Zoom sur l'hypersensibilité

Un peu d'histoire...

C’est à la suite d’une thérapie, que la psychologue et chercheuse Elaine Aron met le doigt sur son hypersensibilité, et qu’elle ouvre alors ce nouveau champ de la psychologie (dans les années 90).

C’est également cette psychologue qui a élaboré un test pour déterminer si on est hypersensible.

Ce questionnaire est remis en question depuis quelques années et comme beaucoup de tests, il n’est pas sure à 100 % et dépend de plusieurs facteurs à prendre en considération… fatigue, stress, situation de la personne au moment où elle passe ce test, sans oublier l’effet Barnum (biais cognitif à prendre en compte car il va pousser les personnes à accepter n’importe quelle description comme étant la sienne. Un biais, qui est malheureusement utilisé dans de nombreuses professions pour manipuler et tirer avantages des fragilités des personnes), etc…

Donc, au final, ce n’est pas ce test, ni celui que je vous propose en fin de page, qui déterminera si vous êtes ou non hypersensible, mais bel et bien un psy, qui sera en mesure de vous « évaluer », et d’écarter d’autres hypothèses.

fleurs qui pousse sans terre

Selon ma propre expérience, l’hypersensibilité est comme cette jolie fleur ci-dessus… nous pourrions penser qu’elle est fragile, et pourtant elle fleurit au milieu de la roche, ou du béton et a résisté au vent, la tempête et la grêle !

Il y aurait entre 20 et 30% de la population qui aurait une sensibilité plus élevée que les autres.

Un podcast très intéressant. Saverio Tomasella est docteur en psychologie, psychanalyste, écrivain et co-fondateur du premier observatoire francophone sur l’ultrasensibilité. Il témoigne d’un point de vue professionnel mais aussi personnel.

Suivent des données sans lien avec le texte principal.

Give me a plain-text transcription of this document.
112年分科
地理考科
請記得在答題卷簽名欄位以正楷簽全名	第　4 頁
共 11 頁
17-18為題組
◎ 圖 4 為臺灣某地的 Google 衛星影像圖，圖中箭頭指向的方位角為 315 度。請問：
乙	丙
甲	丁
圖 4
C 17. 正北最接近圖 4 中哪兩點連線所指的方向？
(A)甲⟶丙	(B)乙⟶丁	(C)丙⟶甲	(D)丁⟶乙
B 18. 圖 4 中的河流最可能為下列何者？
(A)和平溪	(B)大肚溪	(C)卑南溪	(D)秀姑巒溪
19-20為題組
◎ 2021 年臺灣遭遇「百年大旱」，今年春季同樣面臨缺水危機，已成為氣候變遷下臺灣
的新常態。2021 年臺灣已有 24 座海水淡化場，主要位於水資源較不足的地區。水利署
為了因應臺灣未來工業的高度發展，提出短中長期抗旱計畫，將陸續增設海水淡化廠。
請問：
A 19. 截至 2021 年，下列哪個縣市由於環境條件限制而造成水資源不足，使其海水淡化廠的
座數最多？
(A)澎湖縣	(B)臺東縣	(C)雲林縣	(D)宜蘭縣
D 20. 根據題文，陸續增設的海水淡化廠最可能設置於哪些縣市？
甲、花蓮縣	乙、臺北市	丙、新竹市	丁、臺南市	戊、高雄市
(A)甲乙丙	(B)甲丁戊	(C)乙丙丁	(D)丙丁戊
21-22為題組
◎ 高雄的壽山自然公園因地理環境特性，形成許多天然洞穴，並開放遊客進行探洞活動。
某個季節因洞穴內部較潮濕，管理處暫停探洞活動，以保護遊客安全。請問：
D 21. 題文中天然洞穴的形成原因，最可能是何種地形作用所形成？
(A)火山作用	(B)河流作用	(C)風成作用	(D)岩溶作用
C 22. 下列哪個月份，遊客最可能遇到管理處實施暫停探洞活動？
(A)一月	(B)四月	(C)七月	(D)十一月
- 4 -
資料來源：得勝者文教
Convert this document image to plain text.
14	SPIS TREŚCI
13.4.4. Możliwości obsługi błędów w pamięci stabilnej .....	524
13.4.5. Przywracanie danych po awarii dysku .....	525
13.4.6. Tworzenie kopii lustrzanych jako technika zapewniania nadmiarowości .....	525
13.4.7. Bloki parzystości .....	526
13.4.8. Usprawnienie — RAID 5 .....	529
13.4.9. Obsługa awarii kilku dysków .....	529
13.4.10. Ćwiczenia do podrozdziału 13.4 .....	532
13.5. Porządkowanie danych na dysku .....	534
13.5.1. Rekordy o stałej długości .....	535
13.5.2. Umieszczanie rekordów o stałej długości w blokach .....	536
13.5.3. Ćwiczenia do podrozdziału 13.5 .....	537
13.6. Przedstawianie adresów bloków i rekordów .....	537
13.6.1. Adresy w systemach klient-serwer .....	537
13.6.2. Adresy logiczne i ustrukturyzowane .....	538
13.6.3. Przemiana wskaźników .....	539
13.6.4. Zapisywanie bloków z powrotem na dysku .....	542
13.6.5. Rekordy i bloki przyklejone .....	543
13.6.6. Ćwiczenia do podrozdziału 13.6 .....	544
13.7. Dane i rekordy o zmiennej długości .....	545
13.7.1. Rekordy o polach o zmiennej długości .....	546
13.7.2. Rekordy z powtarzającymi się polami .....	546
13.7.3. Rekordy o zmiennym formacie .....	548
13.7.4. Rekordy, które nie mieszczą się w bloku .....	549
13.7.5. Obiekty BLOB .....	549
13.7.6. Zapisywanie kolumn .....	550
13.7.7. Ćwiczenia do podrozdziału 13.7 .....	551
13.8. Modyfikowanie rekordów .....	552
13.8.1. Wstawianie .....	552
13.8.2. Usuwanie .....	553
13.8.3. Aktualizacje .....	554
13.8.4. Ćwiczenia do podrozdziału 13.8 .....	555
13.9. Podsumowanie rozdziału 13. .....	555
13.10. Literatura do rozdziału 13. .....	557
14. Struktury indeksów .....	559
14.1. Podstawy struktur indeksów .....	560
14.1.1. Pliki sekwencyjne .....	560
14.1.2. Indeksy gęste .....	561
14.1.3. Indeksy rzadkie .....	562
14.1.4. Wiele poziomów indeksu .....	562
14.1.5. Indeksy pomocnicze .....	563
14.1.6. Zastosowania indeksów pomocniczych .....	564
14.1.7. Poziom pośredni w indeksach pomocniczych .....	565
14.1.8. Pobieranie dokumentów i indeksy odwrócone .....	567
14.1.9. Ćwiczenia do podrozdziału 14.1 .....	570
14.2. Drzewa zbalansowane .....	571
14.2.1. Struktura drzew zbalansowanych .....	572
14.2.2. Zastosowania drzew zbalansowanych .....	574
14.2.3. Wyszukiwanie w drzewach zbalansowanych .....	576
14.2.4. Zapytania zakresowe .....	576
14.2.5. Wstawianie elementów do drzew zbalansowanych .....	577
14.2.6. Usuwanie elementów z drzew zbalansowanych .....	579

L'hypersensibilité, c'est quoi ?

Cela reste encore très flou, même pour les scientifiques ! L’hypersensibilité serait un trait de caractère, et non un trouble ou une pathologie, comme on pourrait le penser quand on est hypersensible (car à vivre, ce n’est pas simple tous les jours !). Aucune étude n’a encore prouvé de lien entre  l’hypersensibilité et l’hérédité, (même si en cabinet, je constate régulièrement une hypersensibilité ressentie  par l’enfant et l’un de ses parents ou inversement).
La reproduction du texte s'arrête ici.